Primary Visual Cortex and Visual Association Cortices
Clinical Vignette
Axons of the optic radiations synapse with the primary visual cortex. A unique white stripe or stria (stripe or line of Gennari for the discovering anatomist) represents a myelin-rich cortical layer; it is easily seen in gross sections through the cortex and bespeaks the layered, highly structured organization of V1 (also known as the primary visual cortex, the striate cortex, or Brodmann area 17). Primarily located on the mesial surface of the occipital lobe within and surrounding the calcarine fissure, the most posterior aspect of V1 typically wraps around the posterior (occipital) pole for a short distance (Fig. 4-13).

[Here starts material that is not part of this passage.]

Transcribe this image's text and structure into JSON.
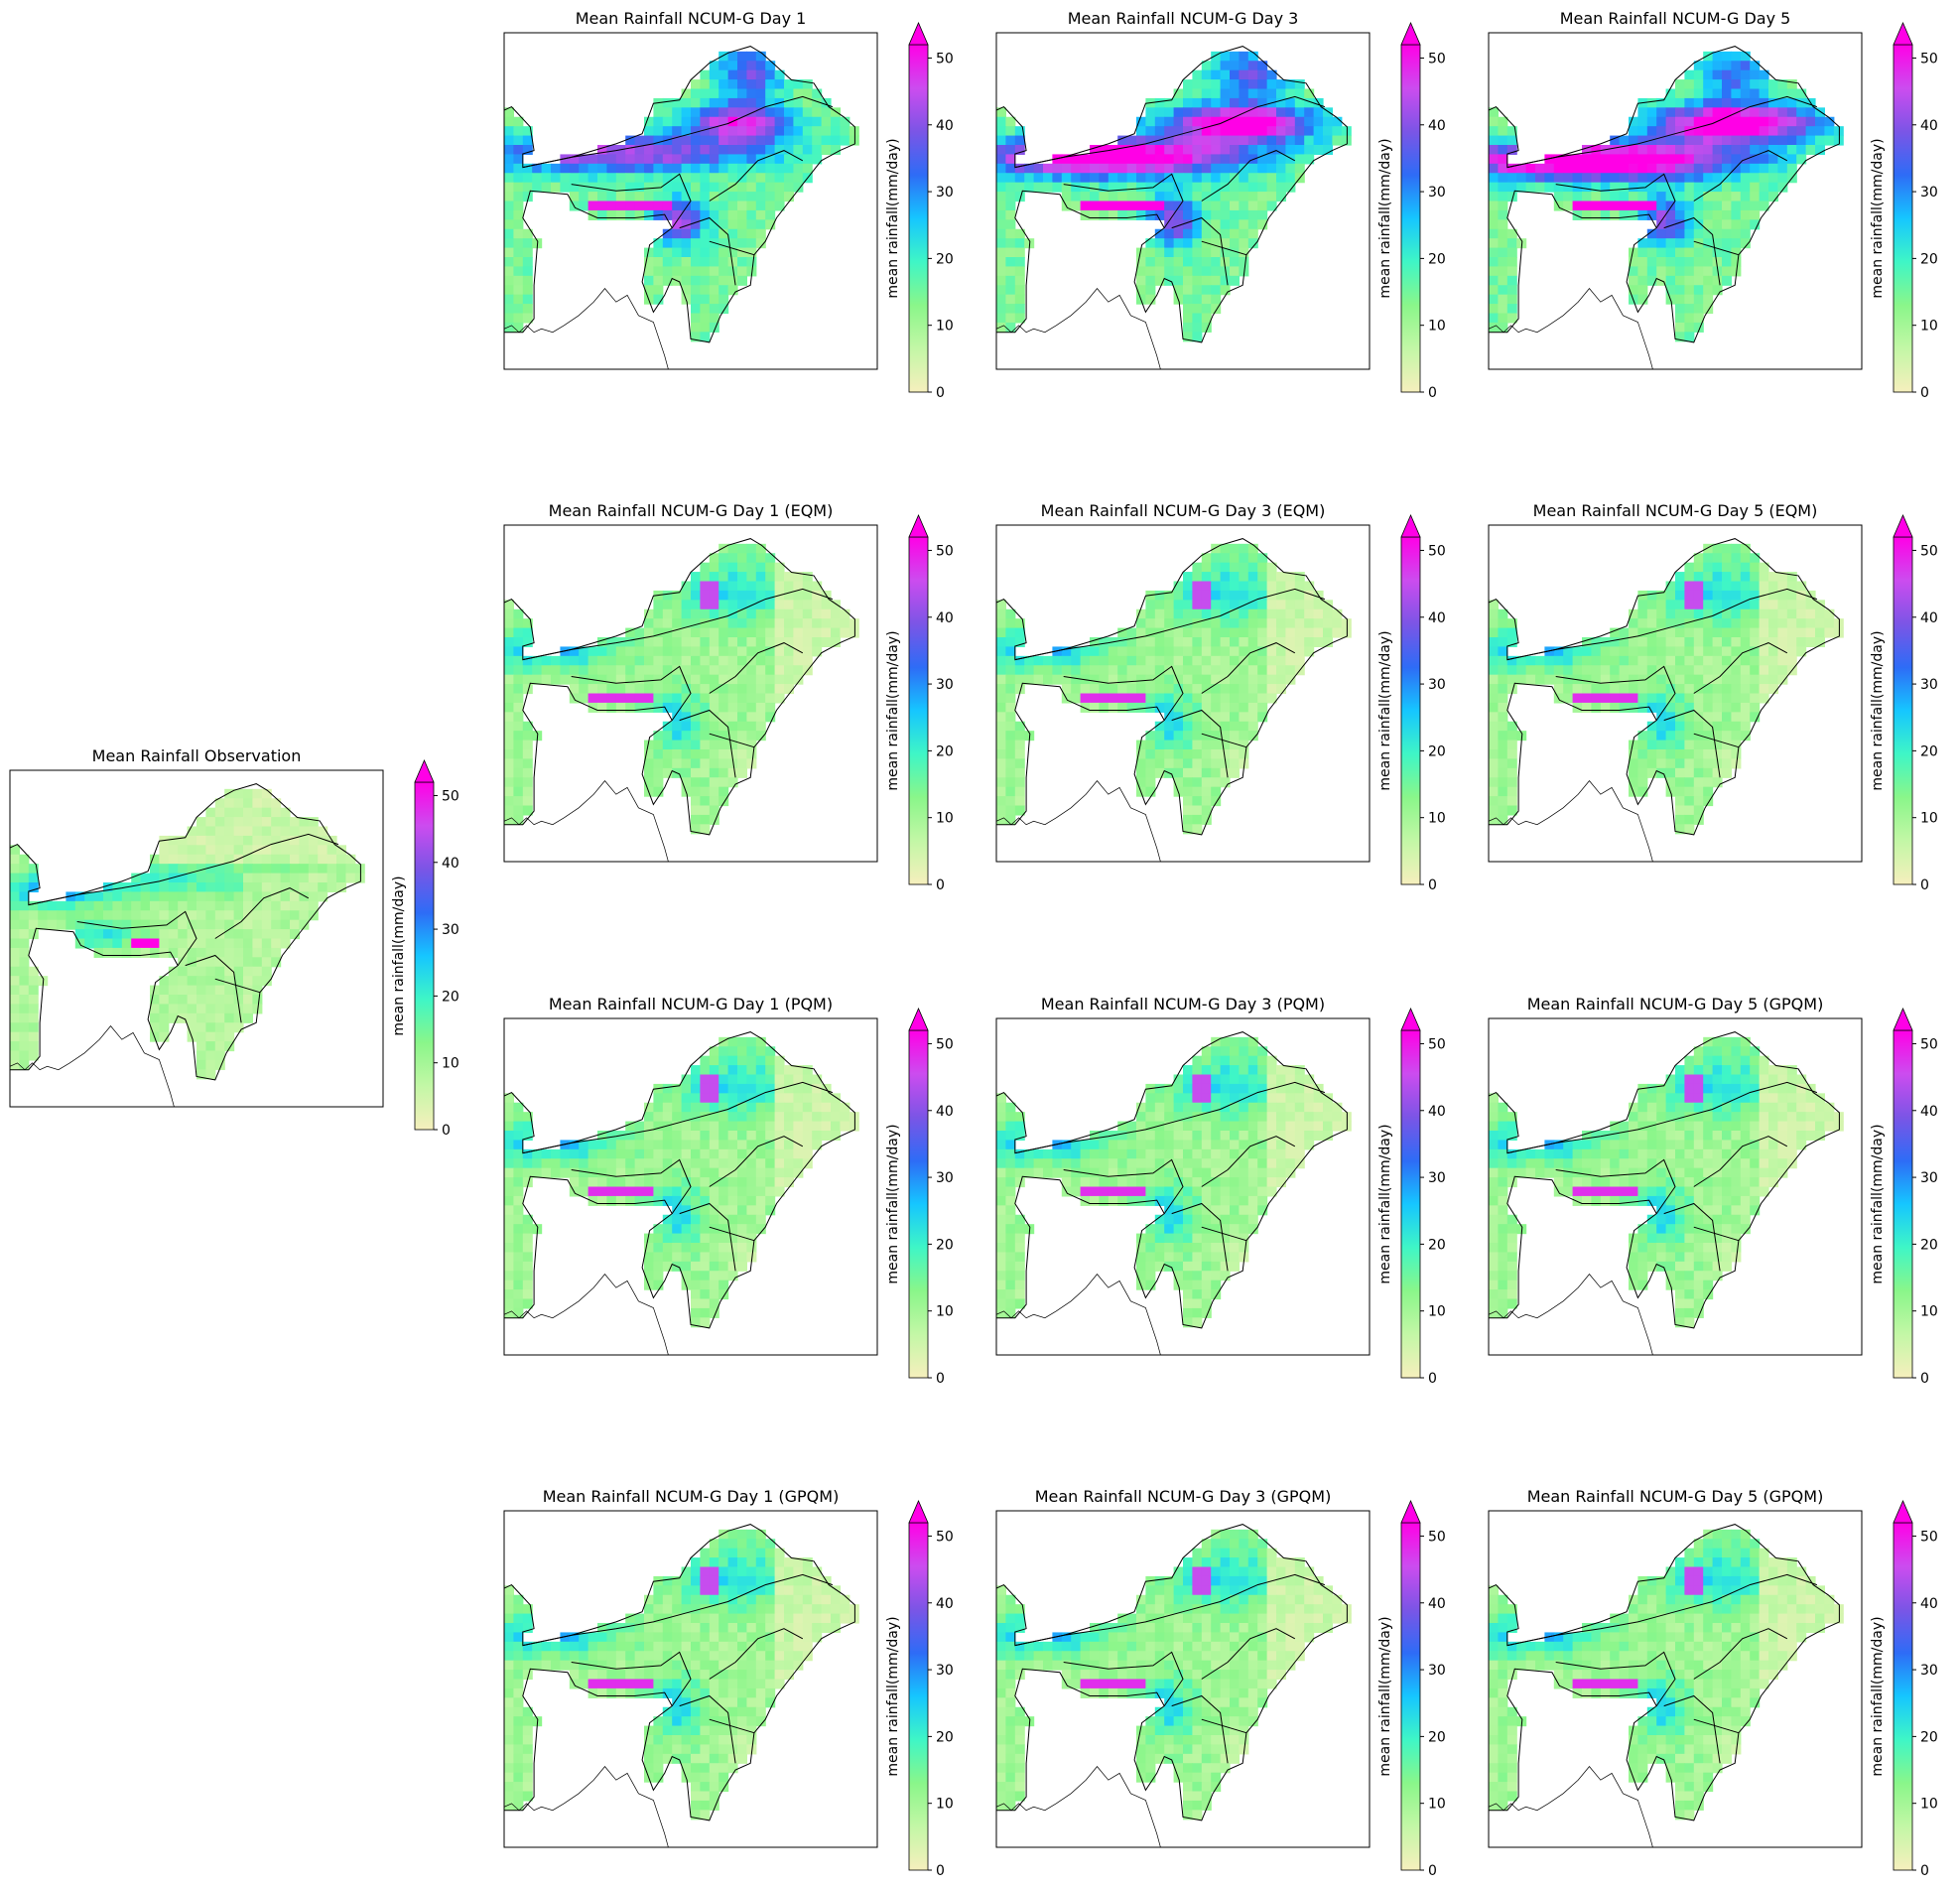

The blood supply of the striate cortex primarily derives from the calcarine artery, a branch of the posterior cerebral artery, and sometimes the middle cerebral artery, or anastomoses from it (Fig. 4-14).The calcarine artery is a major supply to the visual area; however, in 75% of cases, other arteries contribute as well: the posterior temporal or parietooccipital arteries, and, occasionally, anastomotic connections from the middle cerebral artery.
Clinical Presentations
Features of homonymous hemianopias that suggest occipital lobe origin include extremely congruous partial defects between eyes, macular sparing, central homonymous defects, keyhole defects, as well as temporal crescent defects. Because of the specialized nature of V1, lesions in it affect only the vision, without other neurologic dysfunction (except, occasionally, headache). In addition to the above, striate cortex lesions produce no signs of anterior visual pathway involvement such as optic pallor or relative afferent papillary defect. Typically, central acuity in the preserve field is normal (Fig. 4-15).